Archiving a Historic Medico-legal Collection: Automation and Workflow Customization

Misra D, Mao S, Rees J, Thoma GR
Proc IS&T Archiving 2007. Arlington, Virginia, May 2007; 157-61

The U.S. National Library of Medicine (NLM) has acquired a historical collection of documents, released by the Food and Drug Administration, specifying the Notices of Judgment (NJs) against manufacturers of adulterated or misbranded food, drugs and cosmetics. These documents, consisting of 70,000+ pages containing more than 65,000 NJs, are to be preserved and made accessible over the long term due to their legal and historical value. We developed a preservation system, named SPER (System for Preservation of Electronic Resources), based on DSpace infrastructure, for archiving and disseminating NJs contained in these documents. For efficiency and cost-effectiveness, we developed algorithms to automatically identify the NJs and extract metadata from their contents, and then have an archivist review and edit the metadata, and ingest the NJs into the archive.
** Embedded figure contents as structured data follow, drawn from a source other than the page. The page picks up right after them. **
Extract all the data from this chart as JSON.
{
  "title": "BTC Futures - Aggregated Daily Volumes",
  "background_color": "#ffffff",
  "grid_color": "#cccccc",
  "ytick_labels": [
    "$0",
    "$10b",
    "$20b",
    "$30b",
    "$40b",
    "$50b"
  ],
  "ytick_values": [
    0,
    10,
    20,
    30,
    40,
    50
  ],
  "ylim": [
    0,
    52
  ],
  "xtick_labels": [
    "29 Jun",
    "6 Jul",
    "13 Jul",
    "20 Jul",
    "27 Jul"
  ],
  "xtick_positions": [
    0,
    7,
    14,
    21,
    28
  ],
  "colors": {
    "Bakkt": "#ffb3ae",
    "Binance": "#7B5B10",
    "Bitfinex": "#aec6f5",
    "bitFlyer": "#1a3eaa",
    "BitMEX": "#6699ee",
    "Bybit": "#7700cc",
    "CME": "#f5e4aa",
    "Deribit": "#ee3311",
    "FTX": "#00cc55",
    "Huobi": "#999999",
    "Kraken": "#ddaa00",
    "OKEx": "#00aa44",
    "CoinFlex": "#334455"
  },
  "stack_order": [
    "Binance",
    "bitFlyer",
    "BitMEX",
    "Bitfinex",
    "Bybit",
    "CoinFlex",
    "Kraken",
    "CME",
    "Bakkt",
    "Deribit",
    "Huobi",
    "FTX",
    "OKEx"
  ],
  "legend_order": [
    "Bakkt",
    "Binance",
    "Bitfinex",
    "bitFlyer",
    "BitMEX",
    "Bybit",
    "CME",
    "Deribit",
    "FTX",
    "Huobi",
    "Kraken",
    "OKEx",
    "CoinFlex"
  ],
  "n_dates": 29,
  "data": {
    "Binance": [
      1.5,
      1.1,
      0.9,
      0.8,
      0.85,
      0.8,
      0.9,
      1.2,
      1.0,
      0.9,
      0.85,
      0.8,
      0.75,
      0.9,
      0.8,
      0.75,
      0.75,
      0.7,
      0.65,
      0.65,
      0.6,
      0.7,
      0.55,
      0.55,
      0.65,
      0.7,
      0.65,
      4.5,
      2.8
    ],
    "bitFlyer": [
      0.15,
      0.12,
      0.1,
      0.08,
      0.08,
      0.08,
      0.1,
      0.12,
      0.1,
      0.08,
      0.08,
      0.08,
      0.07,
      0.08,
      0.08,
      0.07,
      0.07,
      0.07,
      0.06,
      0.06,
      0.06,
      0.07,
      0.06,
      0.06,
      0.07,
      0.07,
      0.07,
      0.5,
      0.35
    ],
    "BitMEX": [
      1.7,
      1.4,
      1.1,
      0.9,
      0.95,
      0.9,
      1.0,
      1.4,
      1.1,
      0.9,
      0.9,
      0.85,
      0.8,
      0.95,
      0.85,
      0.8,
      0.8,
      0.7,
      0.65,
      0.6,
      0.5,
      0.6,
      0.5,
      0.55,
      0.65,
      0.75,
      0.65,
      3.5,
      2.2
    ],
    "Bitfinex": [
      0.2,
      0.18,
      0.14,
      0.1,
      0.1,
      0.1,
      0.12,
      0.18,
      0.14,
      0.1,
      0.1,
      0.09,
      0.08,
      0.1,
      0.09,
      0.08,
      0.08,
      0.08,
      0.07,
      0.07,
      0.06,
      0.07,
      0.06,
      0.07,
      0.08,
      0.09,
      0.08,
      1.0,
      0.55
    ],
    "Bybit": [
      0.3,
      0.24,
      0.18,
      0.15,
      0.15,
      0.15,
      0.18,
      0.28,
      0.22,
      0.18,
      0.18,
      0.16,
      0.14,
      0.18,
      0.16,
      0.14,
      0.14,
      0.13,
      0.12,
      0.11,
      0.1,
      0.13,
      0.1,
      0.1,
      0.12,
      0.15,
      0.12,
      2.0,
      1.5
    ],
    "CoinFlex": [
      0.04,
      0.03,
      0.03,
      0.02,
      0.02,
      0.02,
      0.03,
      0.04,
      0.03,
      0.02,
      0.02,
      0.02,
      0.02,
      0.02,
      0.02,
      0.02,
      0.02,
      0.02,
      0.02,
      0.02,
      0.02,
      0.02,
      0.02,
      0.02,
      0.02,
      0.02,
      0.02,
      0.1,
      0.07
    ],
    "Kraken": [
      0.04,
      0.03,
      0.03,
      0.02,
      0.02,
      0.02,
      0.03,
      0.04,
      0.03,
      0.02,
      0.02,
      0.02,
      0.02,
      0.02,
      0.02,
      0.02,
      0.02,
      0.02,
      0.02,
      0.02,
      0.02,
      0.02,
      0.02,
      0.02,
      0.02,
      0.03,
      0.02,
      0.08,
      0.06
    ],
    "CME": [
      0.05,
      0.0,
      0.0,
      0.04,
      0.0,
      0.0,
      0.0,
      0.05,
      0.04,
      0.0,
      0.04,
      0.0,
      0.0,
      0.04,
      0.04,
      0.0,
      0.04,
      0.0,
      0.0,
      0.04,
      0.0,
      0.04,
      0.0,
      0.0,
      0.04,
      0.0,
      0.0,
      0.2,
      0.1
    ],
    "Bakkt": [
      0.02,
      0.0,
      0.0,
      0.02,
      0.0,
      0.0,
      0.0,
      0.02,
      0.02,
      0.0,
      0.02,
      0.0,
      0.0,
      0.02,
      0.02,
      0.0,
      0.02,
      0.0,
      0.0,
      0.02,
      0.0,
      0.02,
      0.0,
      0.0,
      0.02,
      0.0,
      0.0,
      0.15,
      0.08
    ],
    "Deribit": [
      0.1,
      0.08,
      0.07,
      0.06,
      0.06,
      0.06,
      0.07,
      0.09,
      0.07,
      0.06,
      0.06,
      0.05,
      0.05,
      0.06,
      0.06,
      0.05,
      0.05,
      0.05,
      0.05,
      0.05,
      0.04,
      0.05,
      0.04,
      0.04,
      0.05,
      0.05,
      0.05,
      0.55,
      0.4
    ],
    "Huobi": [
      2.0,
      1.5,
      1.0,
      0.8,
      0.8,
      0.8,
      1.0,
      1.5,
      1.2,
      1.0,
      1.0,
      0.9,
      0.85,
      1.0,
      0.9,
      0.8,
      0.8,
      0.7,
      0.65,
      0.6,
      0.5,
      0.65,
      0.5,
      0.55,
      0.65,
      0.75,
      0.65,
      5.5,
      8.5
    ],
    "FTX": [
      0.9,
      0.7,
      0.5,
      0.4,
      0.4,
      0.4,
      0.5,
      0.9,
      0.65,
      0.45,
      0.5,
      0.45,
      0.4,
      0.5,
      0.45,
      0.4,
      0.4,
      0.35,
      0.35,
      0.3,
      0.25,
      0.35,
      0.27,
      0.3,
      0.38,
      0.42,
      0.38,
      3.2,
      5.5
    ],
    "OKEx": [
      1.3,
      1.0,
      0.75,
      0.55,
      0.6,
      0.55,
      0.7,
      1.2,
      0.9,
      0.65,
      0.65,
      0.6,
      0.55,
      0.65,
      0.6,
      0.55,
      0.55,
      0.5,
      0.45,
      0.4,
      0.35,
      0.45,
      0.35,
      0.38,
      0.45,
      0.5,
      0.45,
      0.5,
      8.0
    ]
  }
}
Contents of the documents are also captured as text streams to provide full-text search capability for the NJs. These functionalities required a number of changes to the open source DSpace software, including changing the ingest interface and workflow, handling metadata schema that does not map to Dublin Core, and enhancing the database schema. This paper describes the overall SPER system, customized workflow for automated metadata extraction, the automated metadata extraction process, and an estimate of labor savings through automation.